Team Vesting
Last updated
Last updated
In cryptocurrency, vesting lock refers to a mechanism where tokens are locked and released gradually over a specific period. This is often used to ensure the long-term commitment of project team members, early investors, or other stakeholders. Vesting schedules help prevent sudden large sell-offs of tokens (also called "token dumps") that could harm the project or its token value
Purpose: Builds trust by showing that founders and early investors are committed for the long term.
Schedule: Tokens are released in increments (e.g., monthly or quarterly) after an initial cliff period (a waiting period before any tokens are released).
Example: A team member may have 1,000 tokens under a one-year vesting schedule with a 3-month cliff. After 3 months, they start receiving 250 tokens every quarter.
Security: Tokens remain locked in a smart contract until their release, ensuring they cannot be accessed prematurely.
Vesting locks protect both the project and its investors by reducing market volatility and encouraging sustainable growth.
To initiate Vesting, select "create a lock" from the main menu.

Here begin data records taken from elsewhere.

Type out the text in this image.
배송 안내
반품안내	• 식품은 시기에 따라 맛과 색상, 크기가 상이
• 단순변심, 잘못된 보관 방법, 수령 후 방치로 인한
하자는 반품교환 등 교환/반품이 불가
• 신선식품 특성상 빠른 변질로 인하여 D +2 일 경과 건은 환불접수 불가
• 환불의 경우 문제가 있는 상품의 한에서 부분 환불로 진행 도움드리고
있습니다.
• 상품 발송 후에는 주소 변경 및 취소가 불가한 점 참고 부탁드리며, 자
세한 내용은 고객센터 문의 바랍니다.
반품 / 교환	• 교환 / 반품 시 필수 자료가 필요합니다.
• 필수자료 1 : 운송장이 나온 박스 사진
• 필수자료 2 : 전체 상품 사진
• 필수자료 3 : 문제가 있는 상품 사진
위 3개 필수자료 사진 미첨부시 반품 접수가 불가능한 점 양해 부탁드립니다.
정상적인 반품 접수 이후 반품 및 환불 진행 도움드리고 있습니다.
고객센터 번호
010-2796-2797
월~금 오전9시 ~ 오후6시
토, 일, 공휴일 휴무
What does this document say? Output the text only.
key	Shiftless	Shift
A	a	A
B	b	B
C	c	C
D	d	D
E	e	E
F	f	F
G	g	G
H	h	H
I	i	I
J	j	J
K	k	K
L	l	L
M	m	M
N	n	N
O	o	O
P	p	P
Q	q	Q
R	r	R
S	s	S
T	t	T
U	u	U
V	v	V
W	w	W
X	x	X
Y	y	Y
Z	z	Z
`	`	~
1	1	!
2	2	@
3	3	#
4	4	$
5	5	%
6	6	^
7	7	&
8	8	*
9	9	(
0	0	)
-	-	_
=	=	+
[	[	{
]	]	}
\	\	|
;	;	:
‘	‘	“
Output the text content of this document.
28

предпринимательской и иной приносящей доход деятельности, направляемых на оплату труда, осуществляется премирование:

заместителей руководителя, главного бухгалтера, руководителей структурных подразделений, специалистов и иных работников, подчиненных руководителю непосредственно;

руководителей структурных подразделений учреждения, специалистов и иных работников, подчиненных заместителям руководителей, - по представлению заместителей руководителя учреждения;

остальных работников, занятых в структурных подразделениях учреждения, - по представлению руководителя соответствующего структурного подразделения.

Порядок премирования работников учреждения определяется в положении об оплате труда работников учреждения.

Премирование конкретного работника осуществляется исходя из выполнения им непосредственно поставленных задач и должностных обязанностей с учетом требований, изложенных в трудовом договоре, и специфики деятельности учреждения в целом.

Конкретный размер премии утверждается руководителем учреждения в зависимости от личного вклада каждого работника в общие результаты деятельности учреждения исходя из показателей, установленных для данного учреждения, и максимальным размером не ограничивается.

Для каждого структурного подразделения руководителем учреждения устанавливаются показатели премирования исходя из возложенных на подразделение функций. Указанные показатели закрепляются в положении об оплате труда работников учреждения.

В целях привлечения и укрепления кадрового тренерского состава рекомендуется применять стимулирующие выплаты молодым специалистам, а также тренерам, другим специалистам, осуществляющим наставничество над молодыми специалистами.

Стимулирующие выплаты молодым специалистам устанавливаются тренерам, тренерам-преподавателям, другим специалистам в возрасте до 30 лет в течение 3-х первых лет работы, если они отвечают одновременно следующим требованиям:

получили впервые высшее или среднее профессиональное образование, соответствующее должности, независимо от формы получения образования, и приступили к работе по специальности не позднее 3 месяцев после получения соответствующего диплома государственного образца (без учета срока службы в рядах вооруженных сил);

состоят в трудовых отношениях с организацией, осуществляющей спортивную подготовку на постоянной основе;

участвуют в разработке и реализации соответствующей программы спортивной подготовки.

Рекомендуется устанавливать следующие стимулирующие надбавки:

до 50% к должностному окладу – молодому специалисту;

Highlight your Choice for LP Lock or Token
Enter, Depending on you choice from line 1, Contract Address for Token Locking and Pair Address for LP Lock
Enter the amount of token to be included in this vesting lock.

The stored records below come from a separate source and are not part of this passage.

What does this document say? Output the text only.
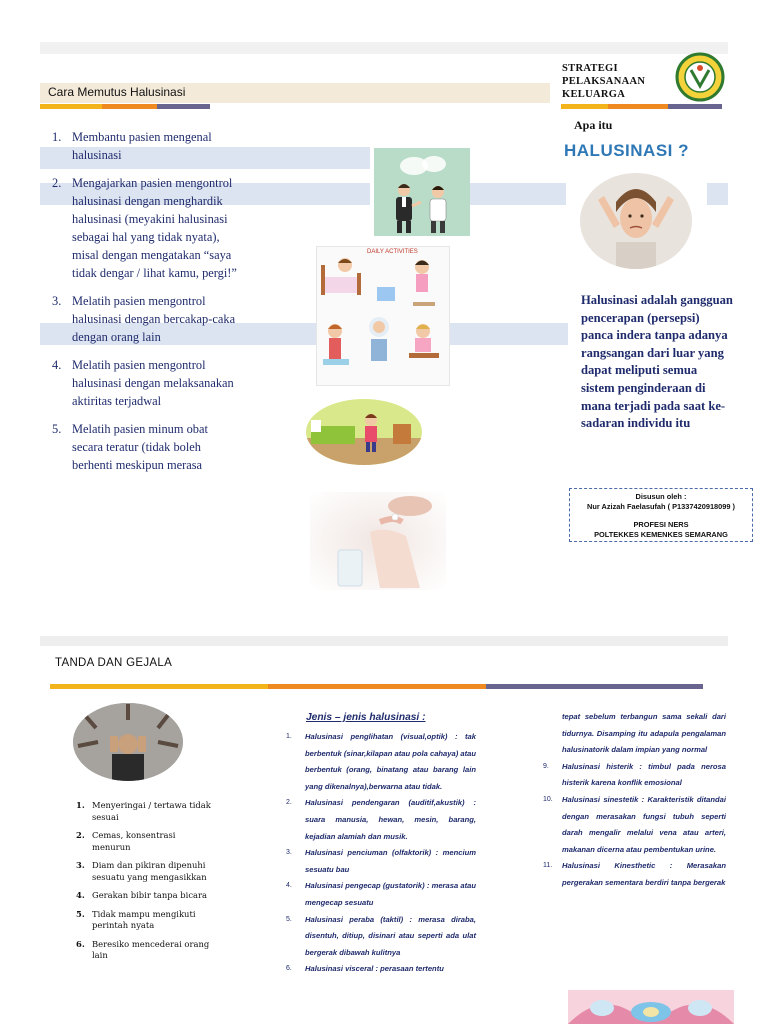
Cara Memutus Halusinasi
1. Membantu pasien mengenal halusinasi
2. Mengajarkan pasien mengontrol halusinasi dengan menghardik halusinasi (meyakini halusinasi sebagai hal yang tidak nyata), misal dengan mengatakan “saya tidak dengar / lihat kamu, pergi!”
3. Melatih pasien mengontrol halusinasi dengan bercakap-caka dengan orang lain
4. Melatih pasien mengontrol halusinasi dengan melaksanakan aktiritas terjadwal
5. Melatih pasien minum obat secara teratur (tidak boleh berhenti meskipun merasa
DAILY ACTIVITIES
STRATEGI
PELAKSANAAN
KELUARGA
Apa itu
HALUSINASI ?
Halusinasi adalah gangguan pencerapan (persepsi) panca indera tanpa adanya rangsangan dari luar yang dapat meliputi semua sistem penginderaan di mana terjadi pada saat ke-sadaran individu itu
Disusun oleh :
Nur Azizah Faelasufah ( P1337420918099 )
PROFESI NERS
POLTEKKES KEMENKES SEMARANG
TANDA DAN GEJALA
1. Menyeringai / tertawa tidak sesuai
2. Cemas, konsentrasi menurun
3. Diam dan pikiran dipenuhi sesuatu yang mengasikkan
4. Gerakan bibir tanpa bicara
5. Tidak mampu mengikuti perintah nyata
6. Beresiko mencederai orang lain
Jenis – jenis halusinasi :
1. Halusinasi penglihatan (visual,optik) : tak berbentuk (sinar,kilapan atau pola cahaya) atau berbentuk (orang, binatang atau barang lain yang dikenalnya),berwarna atau tidak.
2. Halusinasi pendengaran (auditif,akustik) : suara manusia, hewan, mesin, barang, kejadian alamiah dan musik.
3. Halusinasi penciuman (olfaktorik) : mencium sesuatu bau
4. Halusinasi pengecap (gustatorik) : merasa atau mengecap sesuatu
5. Halusinasi peraba (taktil) : merasa diraba, disentuh, ditiup, disinari atau seperti ada ulat bergerak dibawah kulitnya
6. Halusinasi visceral : perasaan tertentu
tepat sebelum terbangun sama sekali dari tidurnya. Disamping itu adapula pengalaman halusinatorik dalam impian yang normal
9. Halusinasi histerik : timbul pada nerosa histerik karena konflik emosional
10. Halusinasi sinestetik : Karakteristik ditandai dengan merasakan fungsi tubuh seperti darah mengalir melalui vena atau arteri, makanan dicerna atau pembentukan urine.
11. Halusinasi Kinesthetic : Merasakan pergerakan sementara berdiri tanpa bergerak
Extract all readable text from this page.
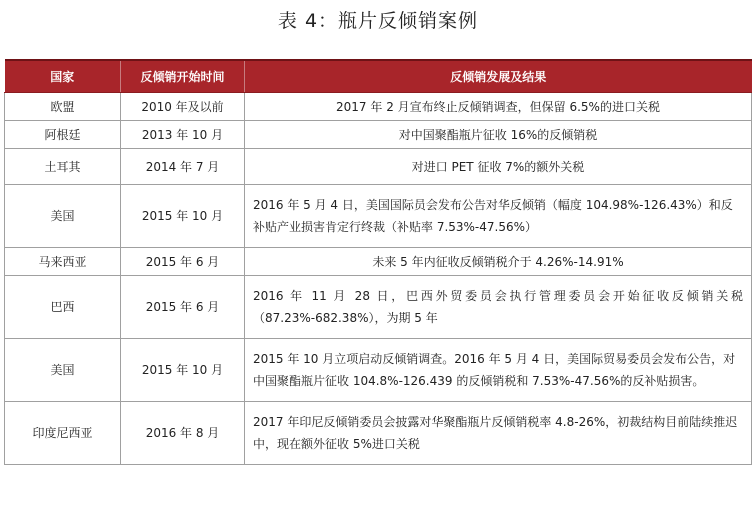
表 4：瓶片反倾销案例
国家	反倾销开始时间	反倾销发展及结果
欧盟	2010 年及以前	2017 年 2 月宣布终止反倾销调查，但保留 6.5%的进口关税
阿根廷	2013 年 10 月	对中国聚酯瓶片征收 16%的反倾销税
土耳其	2014 年 7 月	对进口 PET 征收 7%的额外关税
美国	2015 年 10 月	2016 年 5 月 4 日，美国国际员会发布公告对华反倾销（幅度 104.98%-126.43%）和反补贴产业损害肯定行终裁（补贴率 7.53%-47.56%）
马来西亚	2015 年 6 月	未来 5 年内征收反倾销税介于 4.26%-14.91%
巴西	2015 年 6 月	2016 年 11 月 28 日，巴西外贸委员会执行管理委员会开始征收反倾销关税（87.23%-682.38%），为期 5 年
美国	2015 年 10 月	2015 年 10 月立项启动反倾销调查。2016 年 5 月 4 日，美国际贸易委员会发布公告，对中国聚酯瓶片征收 104.8%-126.439 的反倾销税和 7.53%-47.56%的反补贴损害。
印度尼西亚	2016 年 8 月	2017 年印尼反倾销委员会披露对华聚酯瓶片反倾销税率 4.8-26%，初裁结构目前陆续推迟中，现在额外征收 5%进口关税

Enter the wallet address(es), (default is connected wallet). This option is specially for vesting token program.
First Lock Releases: This should be the listing time on DEX.
The percentage of the first batch of tokens to be released.
Cycle (days): The duration, in days, between each batch of vested tokens being released.
The (%) of tokens to be released in each cycle following the First Token Release batch
Enter a name for this vesting for you to identify easier later. Ex: Vesting Token
Review Summary and “Lock” to pay the fees and finalize.